Cracks appear in election alliance

Accusations that a number of opposition and third force political parties are receiving money from a Burmese business tycoon has pushed one party to withdraw from an alliance created to shore up opposition support prior to elections.

The Democracy and Peace Party (DPP) said it has “temporarily suspended” itself from the six-party alliance, known as the Group of Democratic Party Friends, which includes the National Democratic Force (NDF).

It cited accusations published in a news journal that some of the other parties had accepted money from Hla Maung Shwe, chairman of the Myanmar Shrimp Association and vice chairman of Myanmar Egress. He is also the older brother of Brig-Gen Hla Myint Shwe, commander of the National Defence College. The allegations have been rejected by alliance members.

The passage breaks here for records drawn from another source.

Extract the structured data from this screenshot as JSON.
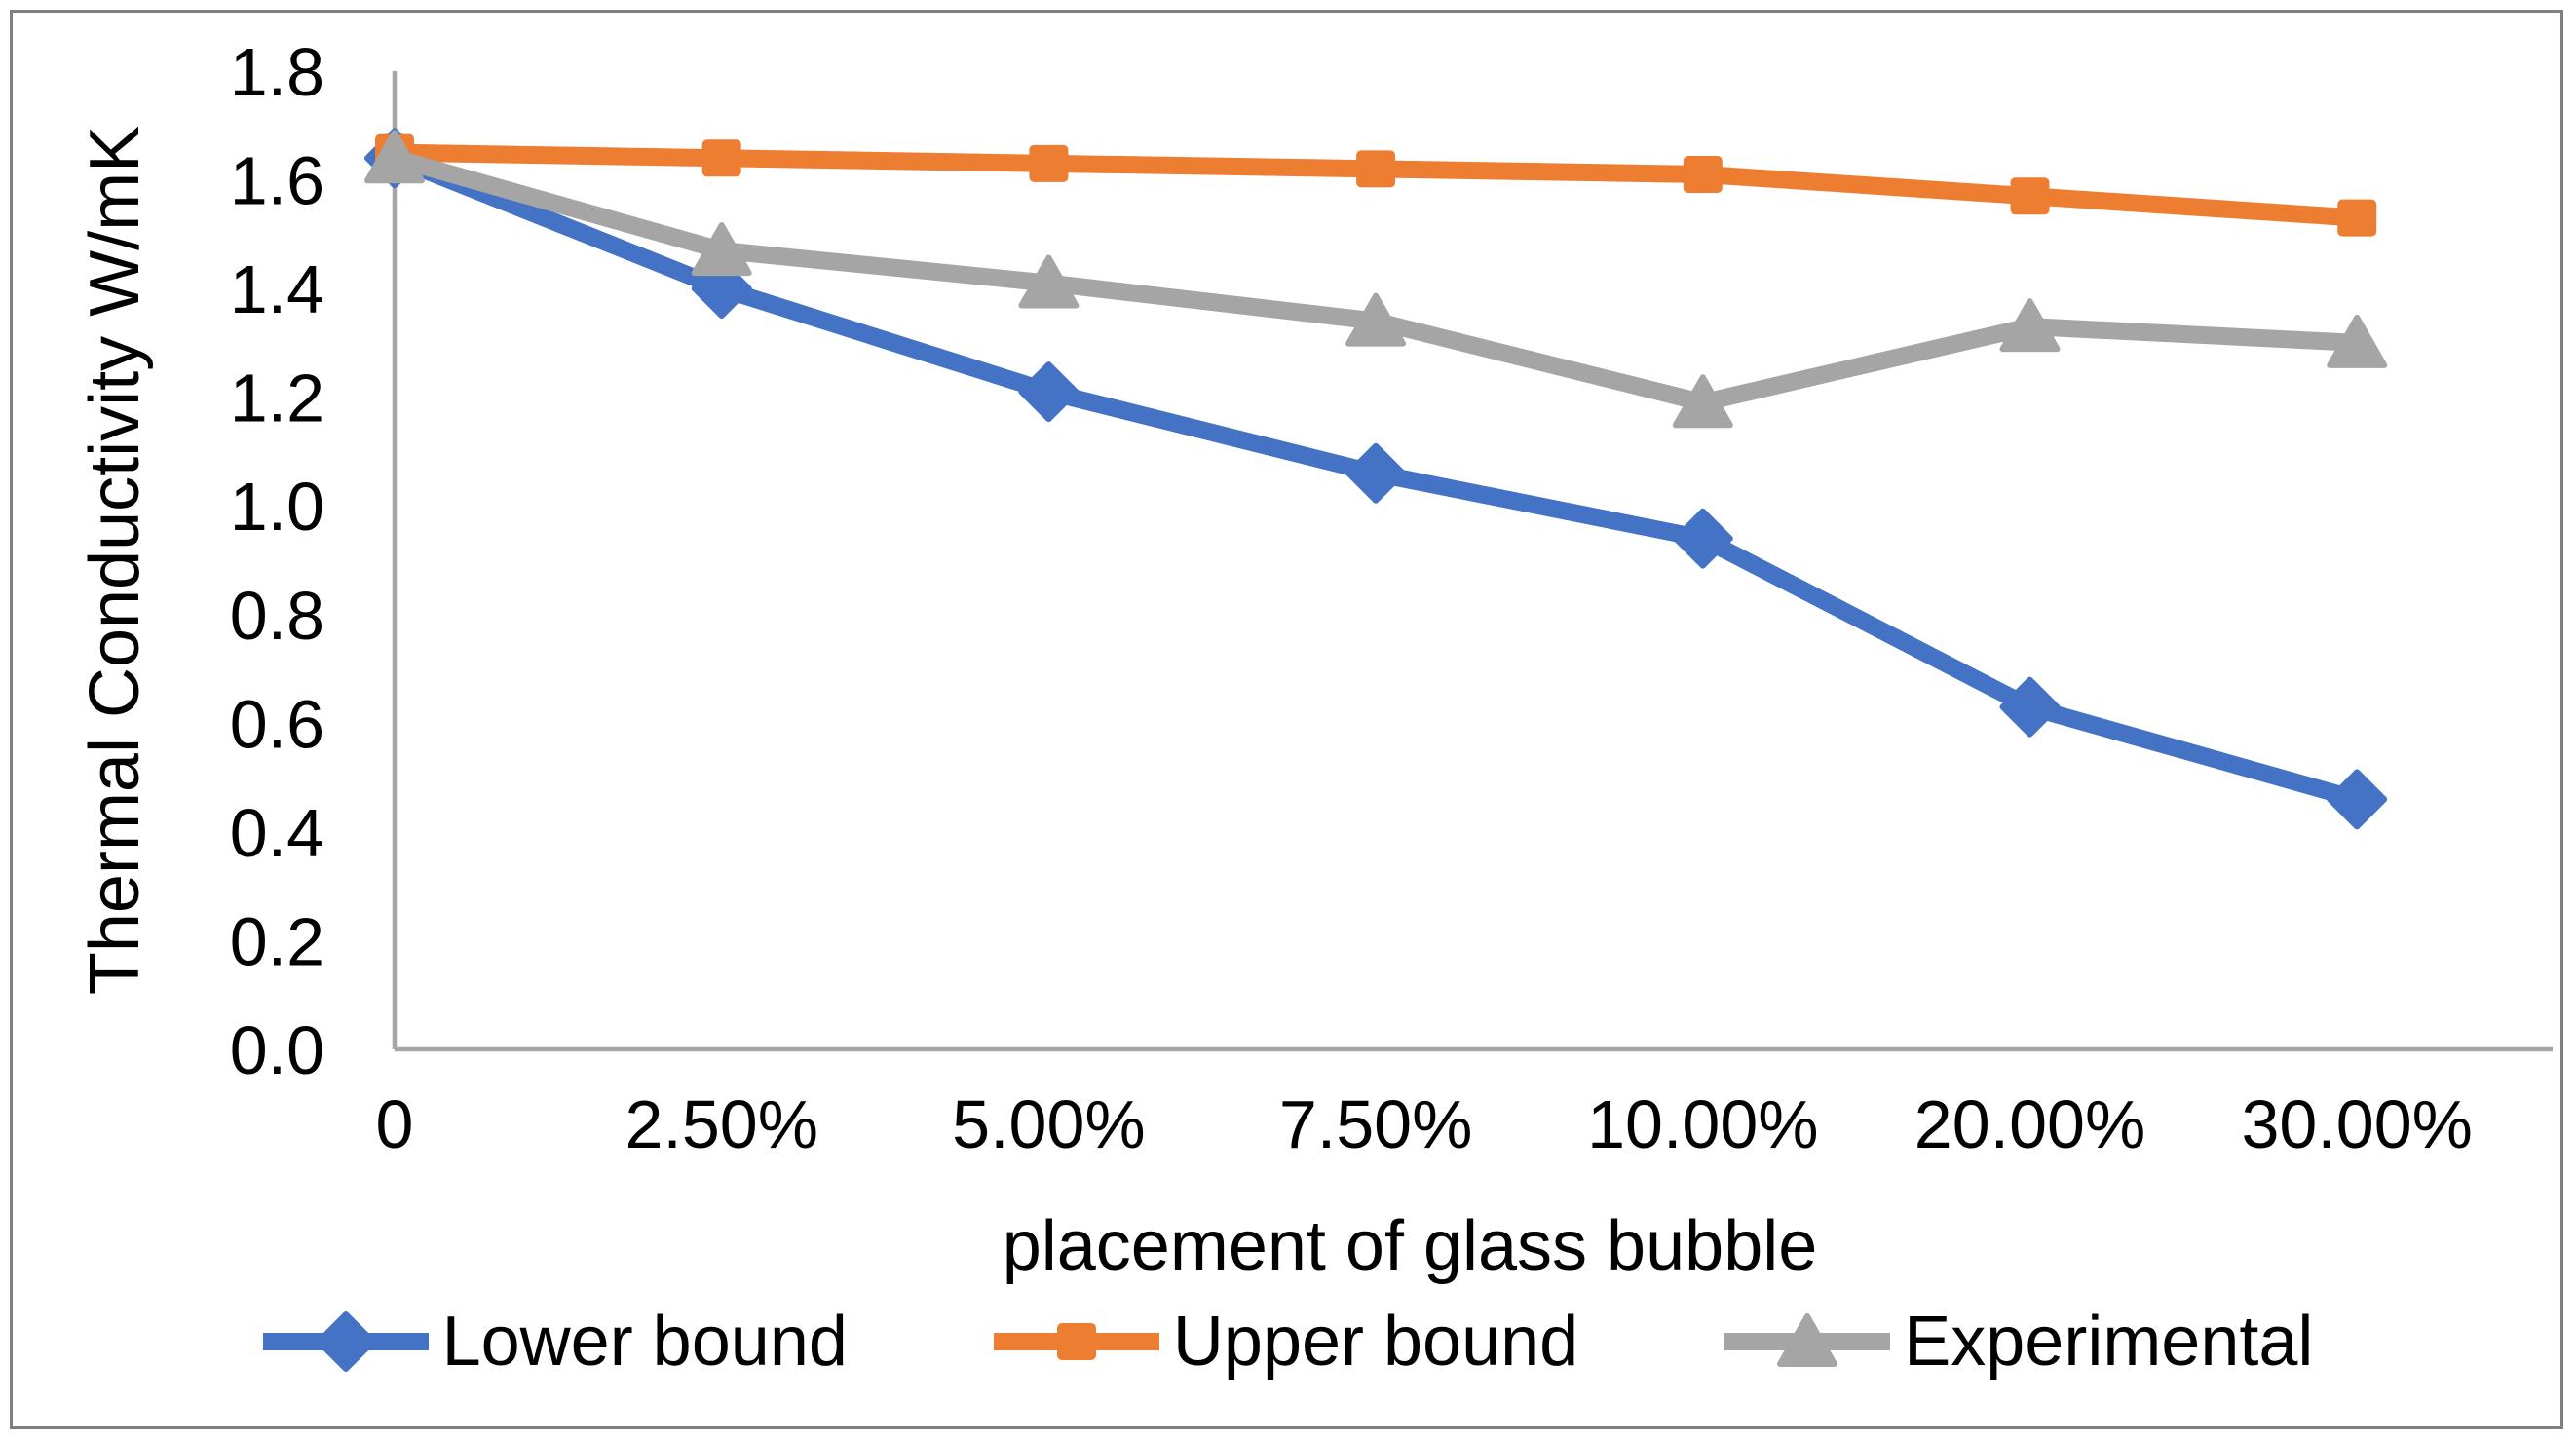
{
  "chart_data": {
    "type": "line",
    "title": "",
    "categories": [
      "0",
      "2.50%",
      "5.00%",
      "7.50%",
      "10.00%",
      "20.00%",
      "30.00%"
    ],
    "series": [
      {
        "name": "Lower bound",
        "color": "#4472C4",
        "marker": "diamond",
        "values": [
          1.64,
          1.4,
          1.21,
          1.06,
          0.94,
          0.63,
          0.46
        ]
      },
      {
        "name": "Upper bound",
        "color": "#ED7D31",
        "marker": "square",
        "values": [
          1.65,
          1.64,
          1.63,
          1.62,
          1.61,
          1.57,
          1.53
        ]
      },
      {
        "name": "Experimental",
        "color": "#A5A5A5",
        "marker": "triangle",
        "values": [
          1.64,
          1.47,
          1.41,
          1.34,
          1.19,
          1.33,
          1.3
        ]
      }
    ],
    "xlabel": "placement of glass bubble",
    "ylabel": "Thermal Conductivity W/mK",
    "ylim": [
      0,
      1.8
    ],
    "y_tick_labels": [
      "0.0",
      "0.2",
      "0.4",
      "0.6",
      "0.8",
      "1.0",
      "1.2",
      "1.4",
      "1.6",
      "1.8"
    ],
    "grid": false,
    "legend_position": "bottom",
    "axis_color": "#A6A6A6",
    "frame_color": "#808080",
    "text_color": "#000000",
    "background": "#FFFFFF"
  }
}
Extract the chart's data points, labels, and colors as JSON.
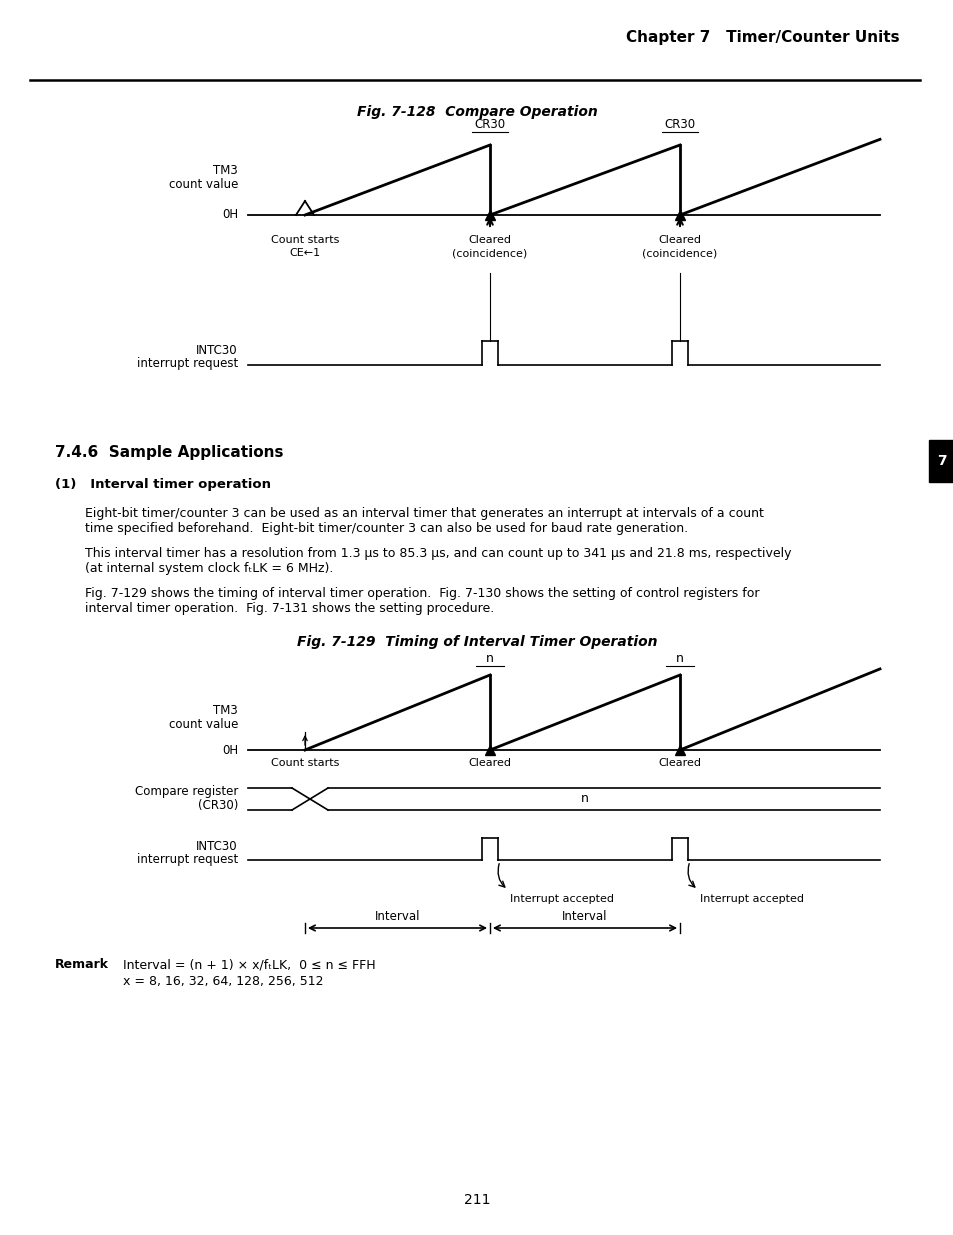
{
  "page_title": "Chapter 7   Timer/Counter Units",
  "fig1_title": "Fig. 7-128  Compare Operation",
  "fig2_title": "Fig. 7-129  Timing of Interval Timer Operation",
  "section_title": "7.4.6  Sample Applications",
  "subsection_title": "(1)   Interval timer operation",
  "para1a": "Eight-bit timer/counter 3 can be used as an interval timer that generates an interrupt at intervals of a count",
  "para1b": "time specified beforehand.  Eight-bit timer/counter 3 can also be used for baud rate generation.",
  "para2a": "This interval timer has a resolution from 1.3 μs to 85.3 μs, and can count up to 341 μs and 21.8 ms, respectively",
  "para2b": "(at internal system clock fₜLK = 6 MHz).",
  "para3a": "Fig. 7-129 shows the timing of interval timer operation.  Fig. 7-130 shows the setting of control registers for",
  "para3b": "interval timer operation.  Fig. 7-131 shows the setting procedure.",
  "remark_label": "Remark",
  "remark_text1": "Interval = (n + 1) × x/fₜLK,  0 ≤ n ≤ FFH",
  "remark_text2": "x = 8, 16, 32, 64, 128, 256, 512",
  "page_number": "211",
  "bg_color": "#ffffff"
}
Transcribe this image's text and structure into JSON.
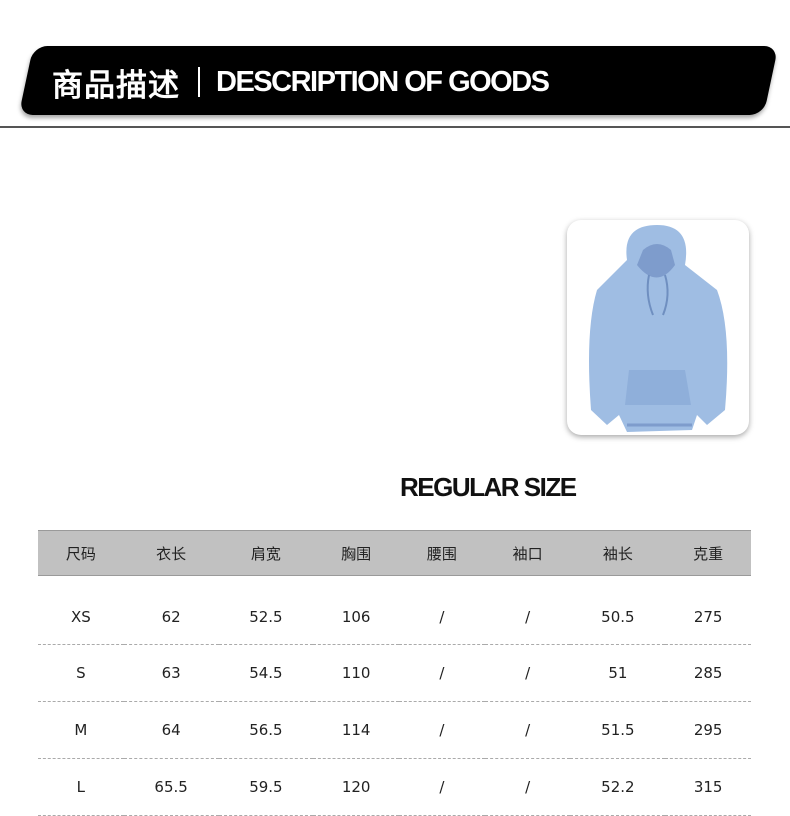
{
  "header": {
    "title_cn": "商品描述",
    "title_en": "DESCRIPTION OF GOODS"
  },
  "product": {
    "image": "light blue hoodie",
    "color": "#9fbde3"
  },
  "size_section": {
    "title": "REGULAR SIZE"
  },
  "size_table": {
    "columns": [
      "尺码",
      "衣长",
      "肩宽",
      "胸围",
      "腰围",
      "袖口",
      "袖长",
      "克重"
    ],
    "rows": [
      [
        "XS",
        "62",
        "52.5",
        "106",
        "/",
        "/",
        "50.5",
        "275"
      ],
      [
        "S",
        "63",
        "54.5",
        "110",
        "/",
        "/",
        "51",
        "285"
      ],
      [
        "M",
        "64",
        "56.5",
        "114",
        "/",
        "/",
        "51.5",
        "295"
      ],
      [
        "L",
        "65.5",
        "59.5",
        "120",
        "/",
        "/",
        "52.2",
        "315"
      ]
    ]
  }
}
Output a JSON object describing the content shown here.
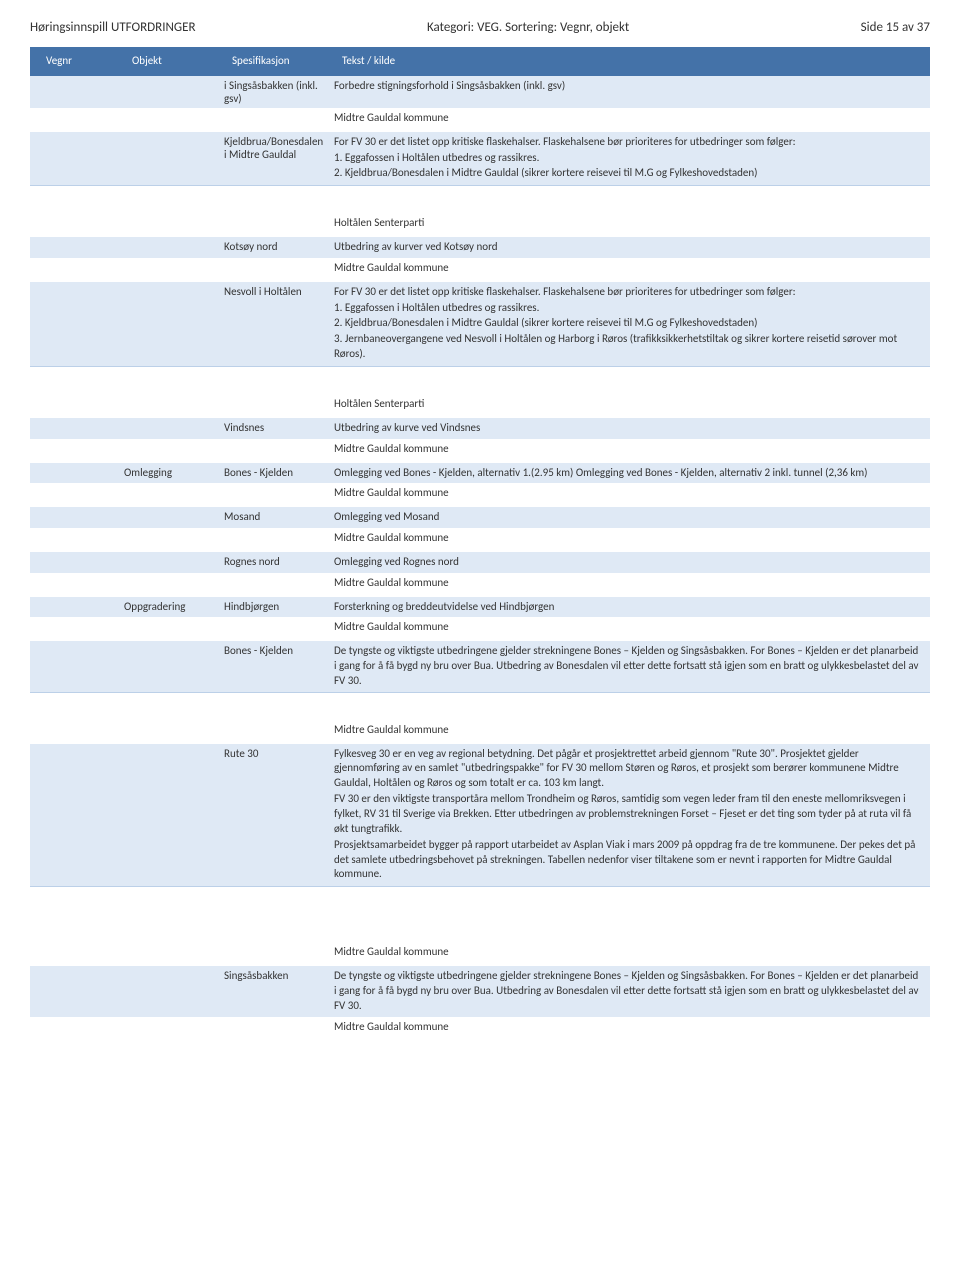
{
  "header": {
    "left": "Høringsinnspill UTFORDRINGER",
    "mid": "Kategori: VEG.  Sortering: Vegnr, objekt",
    "right": "Side 15 av 37"
  },
  "cols": {
    "c1": "Vegnr",
    "c2": "Objekt",
    "c3": "Spesifikasjon",
    "c4": "Tekst / kilde"
  },
  "r1": {
    "spec": "i Singsåsbakken (inkl. gsv)",
    "text": "Forbedre stigningsforhold i Singsåsbakken (inkl. gsv)",
    "src": "Midtre Gauldal kommune"
  },
  "r2": {
    "spec": "Kjeldbrua/Bonesdalen i Midtre Gauldal",
    "l1": "For FV 30 er det listet opp kritiske flaskehalser. Flaskehalsene bør prioriteres for utbedringer som følger:",
    "l2": "1. Eggafossen i Holtålen utbedres og rassikres.",
    "l3": "2. Kjeldbrua/Bonesdalen i Midtre Gauldal (sikrer kortere reisevei til M.G og Fylkeshovedstaden)",
    "src": "Holtålen Senterparti"
  },
  "r3": {
    "spec": "Kotsøy nord",
    "text": "Utbedring av kurver ved Kotsøy nord",
    "src": "Midtre Gauldal kommune"
  },
  "r4": {
    "spec": "Nesvoll i Holtålen",
    "l1": "For FV 30 er det listet opp kritiske flaskehalser. Flaskehalsene bør prioriteres for utbedringer som følger:",
    "l2": "1. Eggafossen i Holtålen utbedres og rassikres.",
    "l3": "2. Kjeldbrua/Bonesdalen i Midtre Gauldal (sikrer kortere reisevei til M.G og Fylkeshovedstaden)",
    "l4": "3. Jernbaneovergangene ved Nesvoll i Holtålen og Harborg i Røros (trafikksikkerhetstiltak og sikrer kortere reisetid sørover mot Røros).",
    "src": "Holtålen Senterparti"
  },
  "r5": {
    "spec": "Vindsnes",
    "text": "Utbedring av kurve ved Vindsnes",
    "src": "Midtre Gauldal kommune"
  },
  "r6": {
    "obj": "Omlegging",
    "spec": "Bones - Kjelden",
    "text": "Omlegging ved Bones - Kjelden, alternativ 1.(2.95 km) Omlegging ved Bones - Kjelden, alternativ 2 inkl. tunnel (2,36 km)",
    "src": "Midtre Gauldal kommune"
  },
  "r7": {
    "spec": "Mosand",
    "text": "Omlegging ved Mosand",
    "src": "Midtre Gauldal kommune"
  },
  "r8": {
    "spec": "Rognes nord",
    "text": "Omlegging ved Rognes nord",
    "src": "Midtre Gauldal kommune"
  },
  "r9": {
    "obj": "Oppgradering",
    "spec": "Hindbjørgen",
    "text": "Forsterkning og breddeutvidelse ved Hindbjørgen",
    "src": "Midtre Gauldal kommune"
  },
  "r10": {
    "spec": "Bones - Kjelden",
    "text": "De tyngste og viktigste utbedringene gjelder strekningene Bones – Kjelden og Singsåsbakken. For Bones – Kjelden er det planarbeid i gang for å få bygd ny bru over Bua. Utbedring av Bonesdalen vil etter dette fortsatt stå igjen som en bratt og ulykkesbelastet del av FV 30.",
    "src": "Midtre Gauldal kommune"
  },
  "r11": {
    "spec": "Rute 30",
    "p1": "Fylkesveg 30 er en veg av regional betydning. Det pågår et prosjektrettet arbeid gjennom \"Rute 30\". Prosjektet gjelder gjennomføring av en samlet \"utbedringspakke\" for FV 30 mellom Støren og Røros, et prosjekt som berører kommunene Midtre Gauldal, Holtålen og Røros og som totalt er ca. 103 km langt.",
    "p2": "FV 30 er den viktigste transportåra mellom Trondheim og Røros, samtidig som vegen leder fram til den eneste mellomriksvegen i fylket, RV 31 til Sverige via Brekken. Etter utbedringen av problemstrekningen Forset – Fjeset er det ting som tyder på at ruta vil få økt tungtrafikk.",
    "p3": "Prosjektsamarbeidet bygger på rapport utarbeidet av Asplan Viak i mars 2009 på oppdrag fra de tre kommunene. Der pekes det på det samlete utbedringsbehovet på strekningen. Tabellen nedenfor viser tiltakene som er nevnt i rapporten for Midtre Gauldal kommune.",
    "src": "Midtre Gauldal kommune"
  },
  "r12": {
    "spec": "Singsåsbakken",
    "text": "De tyngste og viktigste utbedringene gjelder strekningene Bones – Kjelden og Singsåsbakken. For Bones – Kjelden er det planarbeid i gang for å få bygd ny bru over Bua. Utbedring av Bonesdalen vil etter dette fortsatt stå igjen som en bratt og ulykkesbelastet del av FV 30.",
    "src": "Midtre Gauldal kommune"
  }
}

“We will never accept donations from any businessman or wealthy people – those people have ties with the government,” said Myo Nyunt, a senior DPP member. “The [news journal] specifically mentioned the NDF by name [as receiving money],” adding that it also mentioned ethnic Mon, Karen and Arakan parties, although not by name.

The Union Democracy Party (UDP), Shan National Democratic Party (SNDP), Chin National Party and the Rakhine National Progressive Party are also members.

Both the SNDP and the NDF flatly denied the accusations. Khin Maung Swe, spokesperson for the NDF, which is fielding some 160 candidates in the 7 November elections, said that the party “didn’t take a penny from U Hla Maung Shwe, although it is true that we accept donations for individual parliamentary candidates.

“This can be made clear by checking the financial accounts at U Hla Maung Shwe’s company and see if they donated money to us. We heard that the authorities also had checked [the accounts] and they would have found out if the accusations were true but they aren’t.”

He added that the incident had raised concerns among the alliance that “we are going back to the old politics of punching below the belly-button.”

Altogether 37 parties will compete in the elections, with the junta-backed Union Solidarity and Development Party (USDP) widely expected to win. It will field close to 1000 candidates, while the UDP has put forward only three.